Large-N volume reduction of lattice QCD with adjoint Wilson fermions at weak-coupling

TL;DR

This paper demonstrates that large-N volume reduction in lattice QCD with adjoint Wilson fermions remains valid at weak coupling, even with heavy quarks, by analyzing the center symmetry and UV sensitivities through one-loop calculations.

Contribution

It provides a detailed one-loop analysis of the holonomy and center symmetry in lattice QCD with adjoint Wilson fermions, confirming volume independence at weak coupling and clarifying UV effects.

Findings

Center symmetry remains intact in a broad phase diagram region.

Large-N volume reduction is valid even with heavy quarks.

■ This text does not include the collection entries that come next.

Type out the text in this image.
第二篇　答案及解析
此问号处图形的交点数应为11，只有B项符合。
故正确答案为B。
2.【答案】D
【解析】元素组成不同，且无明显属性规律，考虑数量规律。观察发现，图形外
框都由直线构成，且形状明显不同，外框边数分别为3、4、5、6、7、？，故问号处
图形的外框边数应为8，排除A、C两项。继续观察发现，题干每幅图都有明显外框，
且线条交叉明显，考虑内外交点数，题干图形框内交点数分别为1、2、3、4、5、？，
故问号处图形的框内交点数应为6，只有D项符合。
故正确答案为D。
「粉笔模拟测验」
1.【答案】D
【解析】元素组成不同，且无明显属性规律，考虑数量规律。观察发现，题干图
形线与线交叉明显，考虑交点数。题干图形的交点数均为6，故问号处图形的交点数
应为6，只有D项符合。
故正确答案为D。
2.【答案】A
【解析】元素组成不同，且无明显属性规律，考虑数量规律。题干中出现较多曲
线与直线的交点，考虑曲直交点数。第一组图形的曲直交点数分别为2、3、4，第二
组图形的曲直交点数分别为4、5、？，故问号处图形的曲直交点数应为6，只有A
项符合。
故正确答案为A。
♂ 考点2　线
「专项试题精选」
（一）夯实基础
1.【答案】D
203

UV sensitivity requires specific relevant operators for stabilization.

Abstract

We study the large-N volume reduction of QCD with adjoint quarks regularized on the lattice. Specifically, we use Wilson fermions, and while our d-dimensional lattice has (d-1) infinite dimensions, the remaining direction is reduced to a point. We perform a weak-coupling one-loop calculation of the free energy as a function of the holonomy in the reduced direction, and map the regimes in the bare lattice parameter space where the holonomy averages to zero and a Z_N-center symmetric configuration is the ground state. For d=4 and N_f=1/2,1 and 2 Dirac flavors we see that the center symmetry is intact in a generous regime of the phase diagram that includes the chiral point. Thus we see that large-N volume independence of lattice QCD with adjoint Wilson quarks works at weak coupling. Interestingly, we find that this is true even if the quark mass is quite large, and this opens a path to study the volume reduced large-N pure gauge theory. Finally, we analyze in detail the UV sensitivity of the one-loop potential and show that treating the reduced theory as a (d-1)-dimensional effective field theory requires the introduction of certain relevant operators that are a subset of those suggested by Unsal and Yaffe to stabilize the center symmetry. This means that different regularizations of the volume-reduced theory can be compared only if one includes these terms in the action.